Though Dr. Seals’s key audience is faculty members, the true beneficiaries are our students.

“I believe the effort that goes into creating the curriculum map and introducing new pedagogical methods to faculty ultimately will make the Illinois DVM program more efficient and effective,” he says. “Students will feel appreciated and understood when their education is delivered to meet diverse learning styles and focused on their needs as Day One practitioners.”

Spotlight on Student Success

The Office of Academic and Student Affairs recently created a 50 percent appointment for an assistant dean for student success. By the time you are reading this column, we expect to have named one of our faculty to this position. The role’s chief responsibilities will be to provide leadership in the recruitment and retention of veterinary students and in advising veterinary students about career development.

As with our highly regarded curriculum, we intend to invest in improving student success even as the data suggest our graduates already achieve high measures of success. Employment rates reported by Illinois students to the AVMA Senior Survey, taken at/just before graduation, have been consistently higher than the national average, with a five-year mean rate of 97 percent for Illinois students vs. 93 percent nationally. Illinois also boasts an above-average NAVLE pass rate.

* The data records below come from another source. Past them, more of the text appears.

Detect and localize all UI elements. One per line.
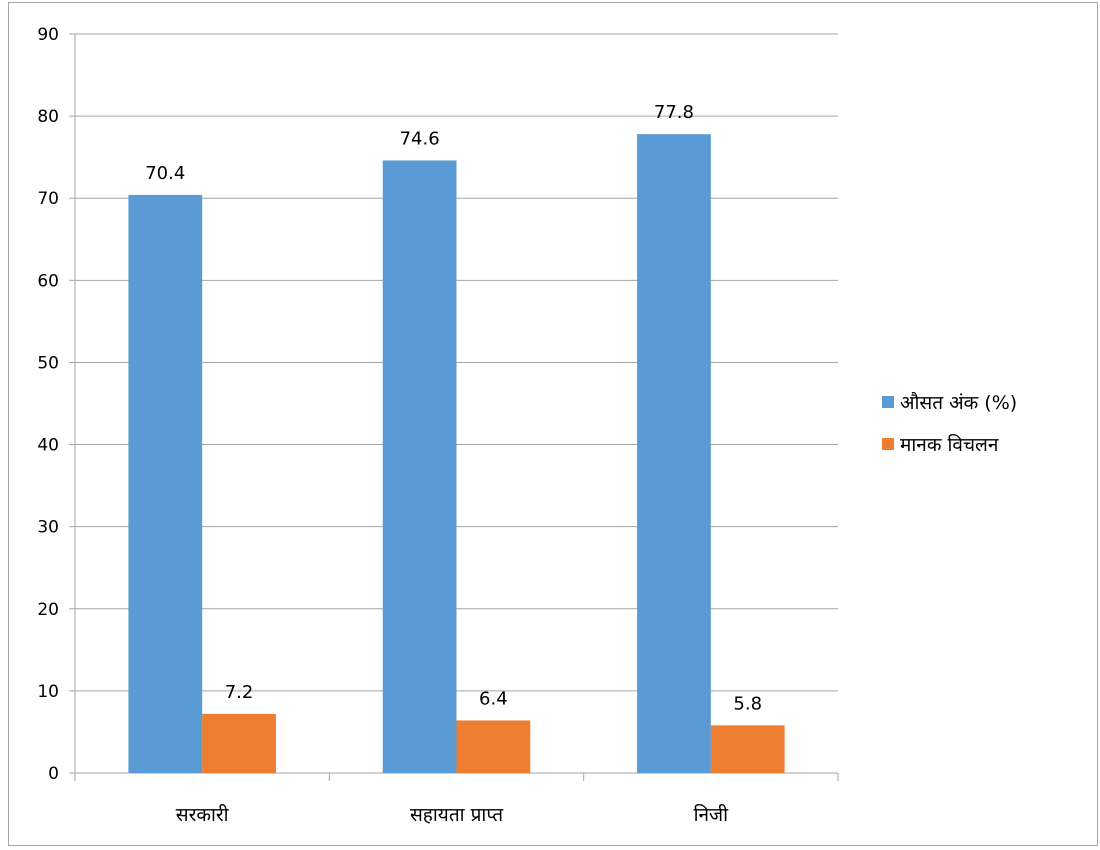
x-category-label: सहायता प्राप्त bbox=[410, 804, 504, 826]
legend-swatch bbox=[882, 396, 894, 408]
y-tick-label: 10 bbox=[37, 682, 59, 702]
bar bbox=[637, 134, 711, 773]
y-tick-label: 60 bbox=[37, 271, 59, 291]
x-category-label: निजी bbox=[694, 803, 730, 826]
y-tick-label: 70 bbox=[37, 189, 59, 209]
y-tick-label: 90 bbox=[37, 25, 59, 45]
y-tick-label: 0 bbox=[48, 764, 59, 784]
bar bbox=[202, 714, 276, 773]
data-label: 7.2 bbox=[225, 682, 254, 703]
data-label: 77.8 bbox=[654, 102, 694, 123]
legend-swatch bbox=[882, 438, 894, 450]
bar bbox=[383, 160, 457, 773]
data-label: 6.4 bbox=[479, 688, 508, 709]
data-label: 74.6 bbox=[400, 128, 440, 149]
y-tick-label: 50 bbox=[37, 353, 59, 373]
bar bbox=[128, 195, 202, 773]
y-tick-label: 40 bbox=[37, 436, 59, 456]
y-tick-label: 20 bbox=[37, 600, 59, 620]
data-label: 5.8 bbox=[733, 693, 762, 714]
legend-label: मानक विचलन bbox=[900, 433, 999, 456]
legend-label: औसत अंक (%) bbox=[900, 391, 1017, 414]
y-tick-label: 30 bbox=[37, 518, 59, 538]
bar bbox=[711, 725, 785, 773]
x-category-label: सरकारी bbox=[176, 803, 230, 826]
y-tick-label: 80 bbox=[37, 107, 59, 127]
bar bbox=[457, 720, 531, 773]
data-label: 70.4 bbox=[145, 163, 185, 184]
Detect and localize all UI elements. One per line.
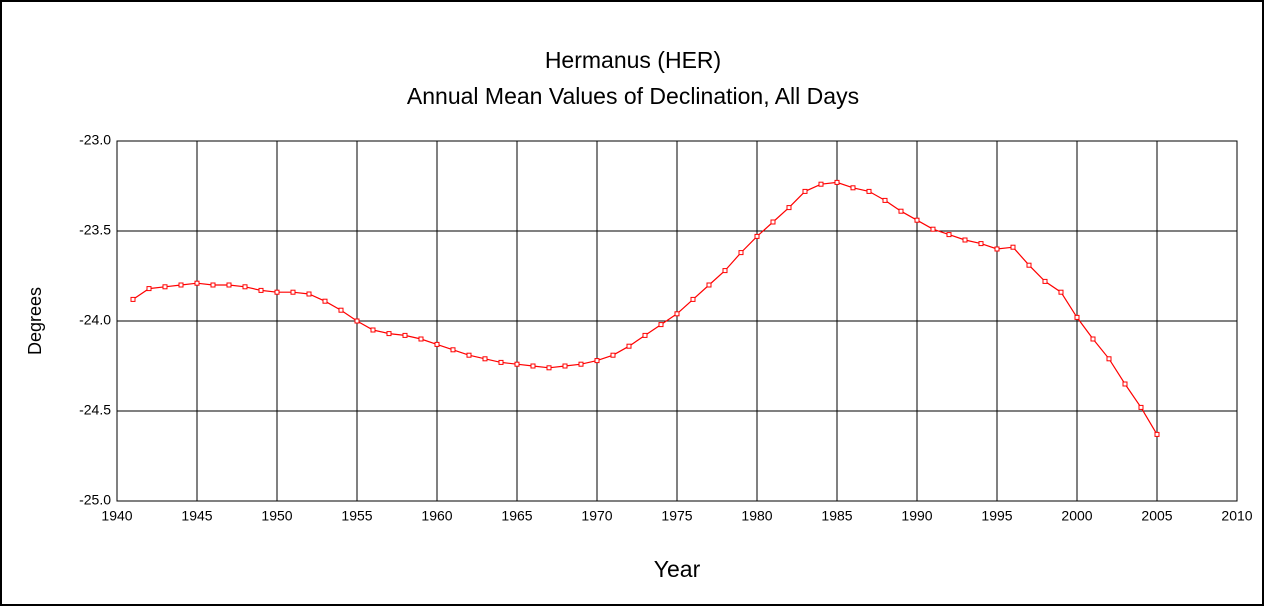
x-tick-label: 1965 — [501, 508, 532, 524]
data-point — [466, 352, 472, 358]
data-point — [530, 363, 536, 369]
x-tick-label: 1945 — [181, 508, 212, 524]
data-point — [1010, 244, 1016, 250]
data-point — [418, 336, 424, 342]
x-tick-label: 2010 — [1221, 508, 1252, 524]
y-tick-label: -23.5 — [79, 222, 111, 238]
x-tick-label: 1985 — [821, 508, 852, 524]
data-point — [1042, 278, 1048, 284]
data-point — [946, 232, 952, 238]
data-point — [834, 179, 840, 185]
data-point — [962, 237, 968, 243]
data-point — [994, 246, 1000, 252]
data-point — [658, 322, 664, 328]
data-point — [514, 361, 520, 367]
y-tick-label: -25.0 — [79, 492, 111, 508]
data-point — [930, 226, 936, 232]
data-point — [1090, 336, 1096, 342]
data-point — [706, 282, 712, 288]
x-tick-label: 1950 — [261, 508, 292, 524]
data-point — [1058, 289, 1064, 295]
data-point — [1026, 262, 1032, 268]
x-tick-label: 1955 — [341, 508, 372, 524]
data-point — [194, 280, 200, 286]
data-point — [642, 332, 648, 338]
data-point — [1122, 381, 1128, 387]
data-point — [306, 291, 312, 297]
x-tick-label: 1975 — [661, 508, 692, 524]
chart-subtitle: Annual Mean Values of Declination, All D… — [407, 83, 859, 109]
x-tick-label: 2005 — [1141, 508, 1172, 524]
data-point — [786, 205, 792, 211]
data-point — [754, 233, 760, 239]
data-point — [914, 217, 920, 223]
data-point — [482, 356, 488, 362]
x-tick-label: 1980 — [741, 508, 772, 524]
data-point — [146, 286, 152, 292]
data-point — [546, 365, 552, 371]
data-point — [722, 268, 728, 274]
data-point — [274, 289, 280, 295]
data-point — [562, 363, 568, 369]
data-point — [386, 331, 392, 337]
data-point — [690, 296, 696, 302]
x-tick-label: 1970 — [581, 508, 612, 524]
data-point — [258, 287, 264, 293]
data-point — [130, 296, 136, 302]
data-point — [322, 298, 328, 304]
data-point — [338, 307, 344, 313]
data-point — [242, 284, 248, 290]
data-point — [802, 188, 808, 194]
x-tick-label: 2000 — [1061, 508, 1092, 524]
data-point — [578, 361, 584, 367]
data-point — [210, 282, 216, 288]
data-point — [738, 250, 744, 256]
x-tick-label: 1995 — [981, 508, 1012, 524]
data-point — [594, 358, 600, 364]
data-point — [978, 241, 984, 247]
data-point — [1106, 356, 1112, 362]
x-tick-label: 1960 — [421, 508, 452, 524]
data-point — [674, 311, 680, 317]
data-point — [770, 219, 776, 225]
data-point — [1154, 431, 1160, 437]
x-axis-label: Year — [654, 556, 701, 582]
data-point — [162, 284, 168, 290]
data-point — [498, 359, 504, 365]
data-point — [1074, 314, 1080, 320]
data-point — [178, 282, 184, 288]
data-point — [626, 343, 632, 349]
x-tick-label: 1940 — [101, 508, 132, 524]
data-point — [370, 327, 376, 333]
y-axis-label: Degrees — [25, 287, 45, 355]
data-point — [882, 197, 888, 203]
data-point — [402, 332, 408, 338]
data-point — [898, 208, 904, 214]
data-point — [450, 347, 456, 353]
data-point — [226, 282, 232, 288]
y-tick-label: -24.5 — [79, 402, 111, 418]
data-point — [866, 188, 872, 194]
data-point — [354, 318, 360, 324]
chart-title: Hermanus (HER) — [545, 47, 721, 73]
x-tick-label: 1990 — [901, 508, 932, 524]
data-point — [434, 341, 440, 347]
data-point — [290, 289, 296, 295]
y-tick-label: -23.0 — [79, 132, 111, 148]
data-point — [818, 181, 824, 187]
y-tick-label: -24.0 — [79, 312, 111, 328]
data-point — [610, 352, 616, 358]
data-point — [1138, 404, 1144, 410]
data-point — [850, 185, 856, 191]
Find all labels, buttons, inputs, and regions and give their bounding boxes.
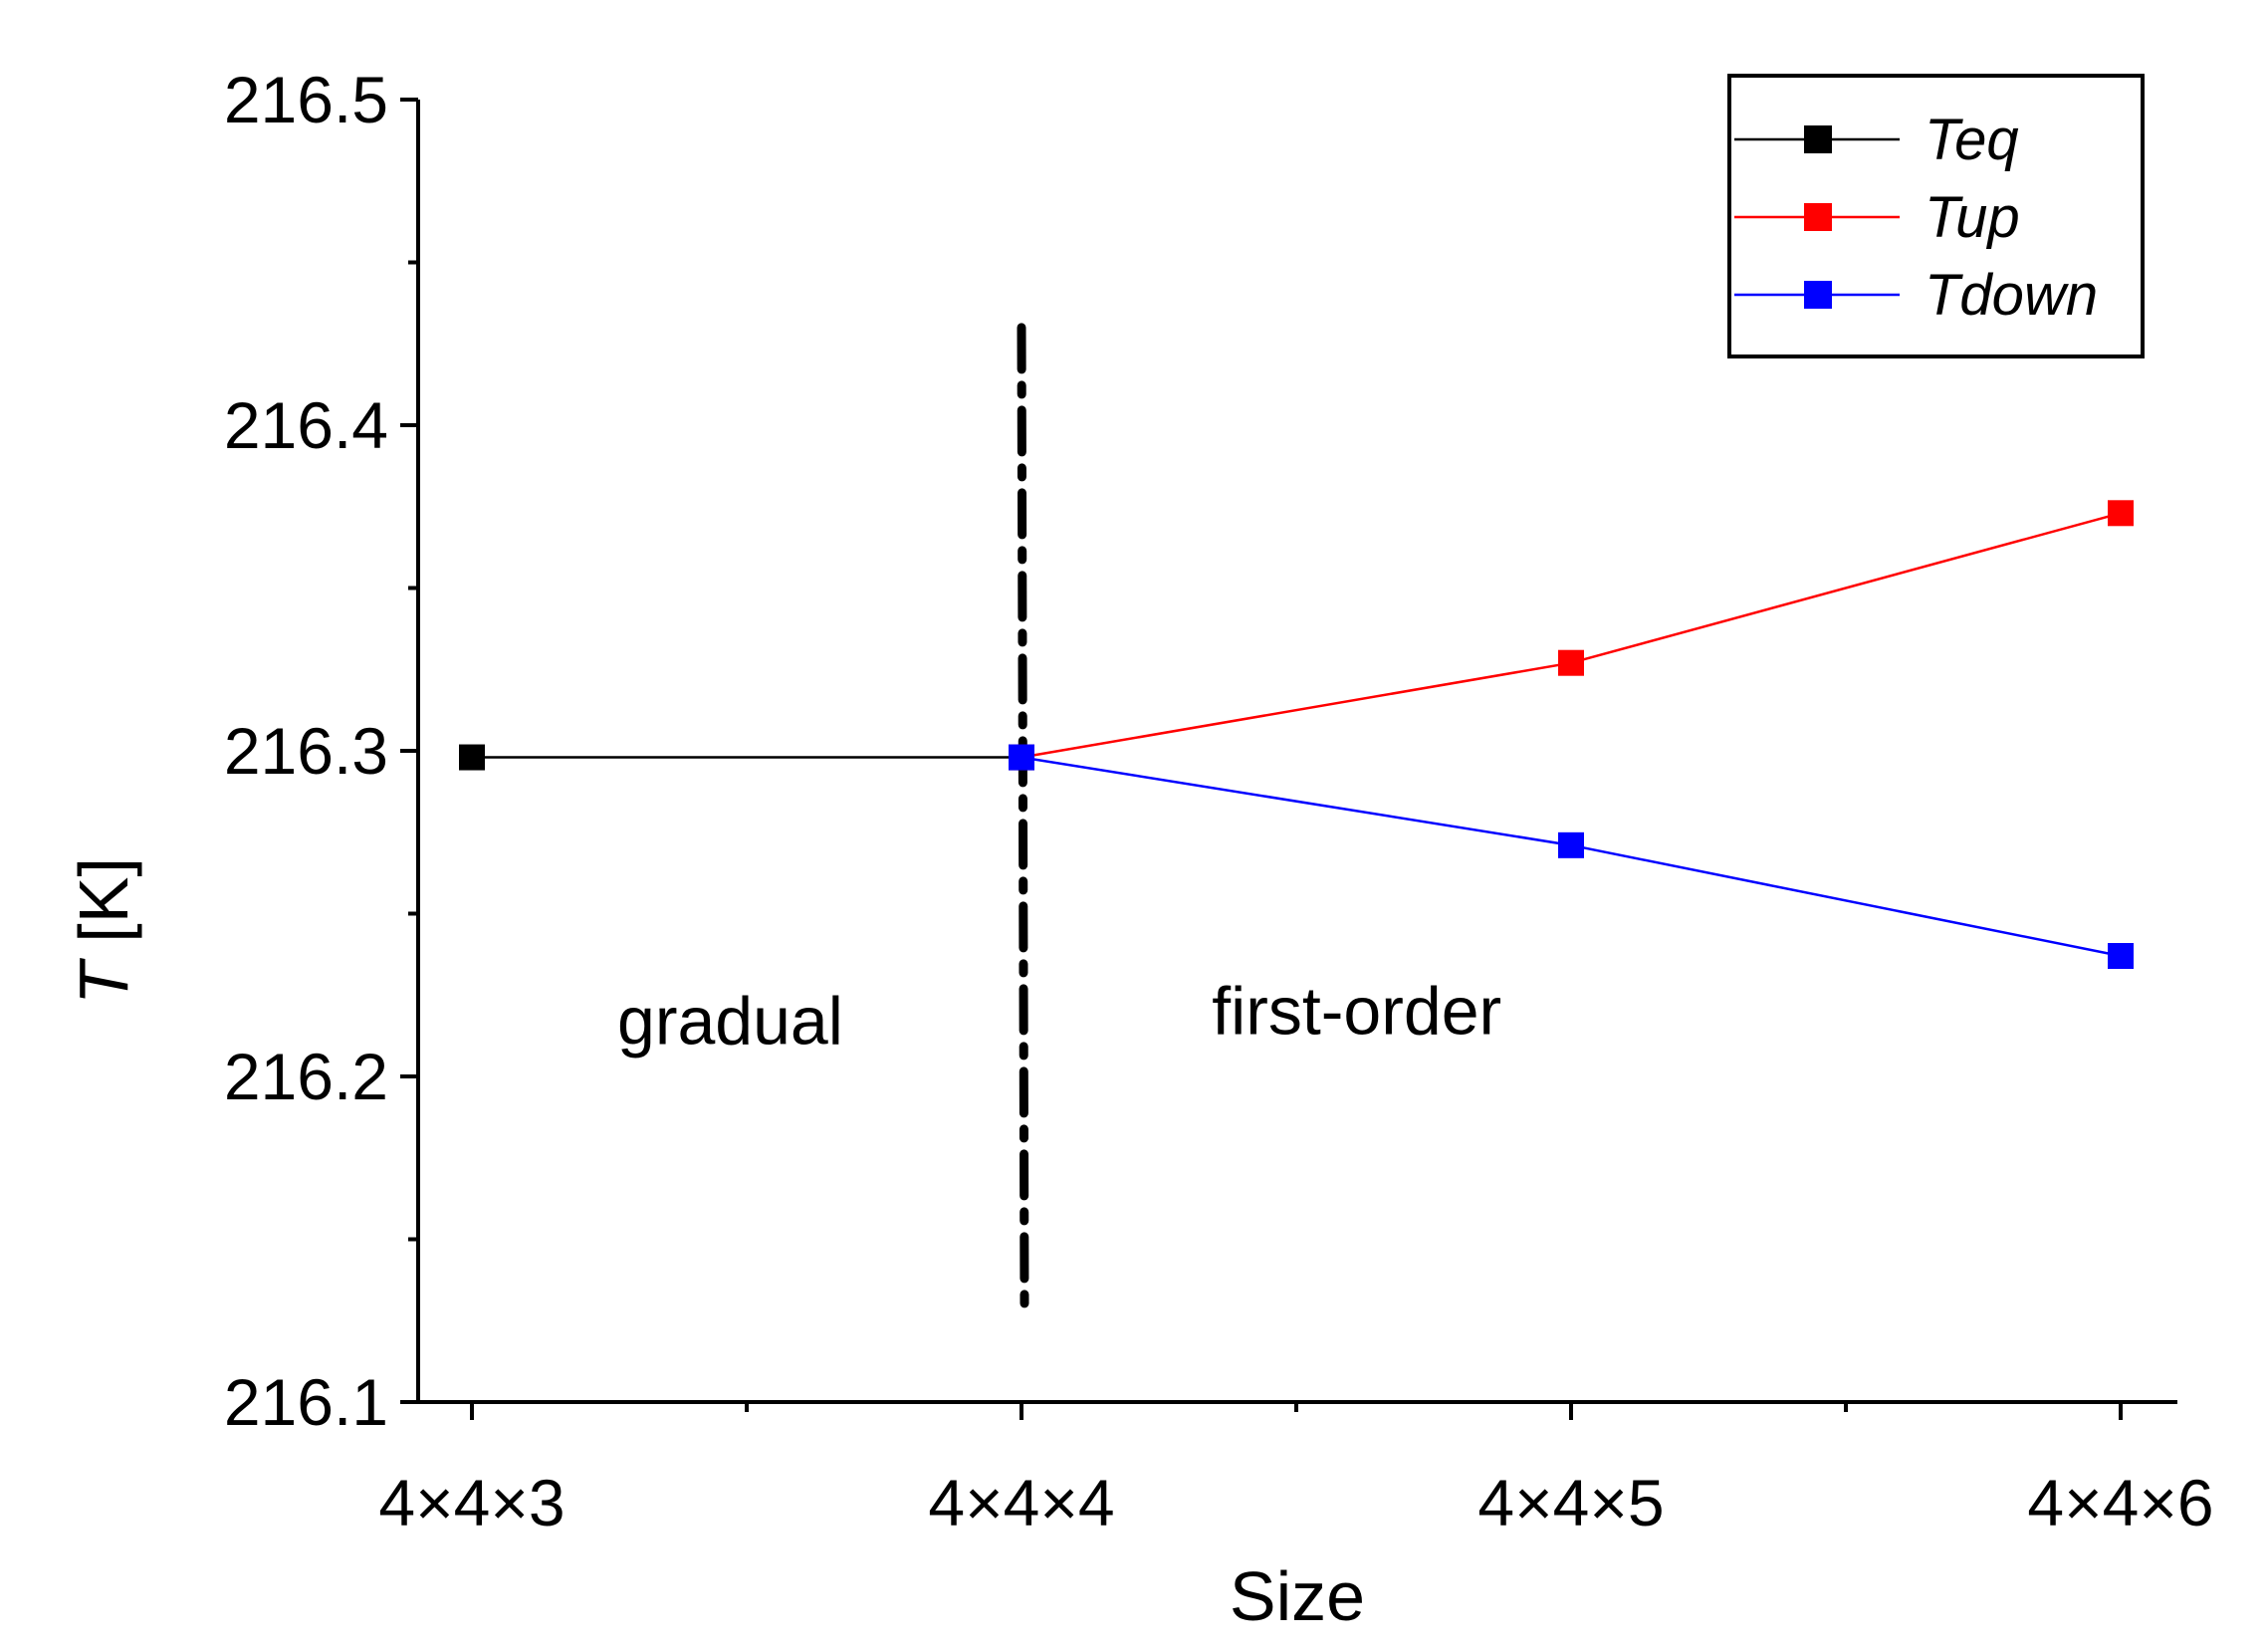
y-tick-label: 216.2 [224, 1040, 388, 1113]
y-tick-label: 216.5 [224, 63, 388, 136]
data-point-teq [459, 744, 485, 771]
legend-marker-teq [1804, 125, 1832, 153]
legend-label-teq: Teq [1925, 108, 2019, 172]
y-tick-label: 216.3 [224, 714, 388, 788]
legend-label-tdown: Tdown [1925, 263, 2098, 328]
legend-marker-tdown [1804, 281, 1832, 309]
data-point-tup [2108, 500, 2134, 527]
annotations: gradual first-order [617, 323, 1501, 1309]
x-axis-title: Size [1230, 1557, 1365, 1635]
y-axis-title: T [K] [65, 857, 142, 1005]
data-point-tdown [1009, 744, 1034, 771]
x-tick-label: 4×4×6 [2027, 1466, 2213, 1539]
y-axis-title-unit: [K] [65, 857, 142, 962]
y-tick-label: 216.4 [224, 388, 388, 462]
legend-label-tup: Tup [1925, 185, 2020, 250]
x-tick-label: 4×4×3 [378, 1466, 565, 1539]
legend-marker-tup [1804, 203, 1832, 231]
series-group [459, 500, 2134, 970]
data-point-tdown [2108, 943, 2134, 970]
legend: Teq Tup Tdown [1727, 74, 2145, 358]
series-line-tup [1021, 512, 2122, 759]
data-point-tup [1558, 649, 1584, 676]
y-tick-label: 216.1 [224, 1365, 388, 1439]
x-tick-label: 4×4×4 [928, 1466, 1114, 1539]
x-tick-label: 4×4×5 [1477, 1466, 1664, 1539]
data-point-tdown [1558, 831, 1584, 858]
phase-boundary-line [1017, 323, 1029, 1309]
region-label: gradual [617, 983, 843, 1059]
region-label: first-order [1212, 973, 1501, 1049]
axes: 216.1 216.2 216.3 216.4 216.5 4×4×3 4×4×4 4×4×5… [65, 63, 2214, 1635]
y-axis-title-symbol: T [65, 958, 142, 1005]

Enhancing the diversity of our student body will be a priority for the new assistant dean for student success. Although our current freshman class is our most diverse ever, with one in five students identifying as part of an under-represented group and 28 percent representing the first in their family to attend college, we seek to improve those numbers.

When our students succeed, our alumni and the Illinois professional veterinary community also benefit. Thank you for working with our college and supporting our students as we pursue our vision of excellence.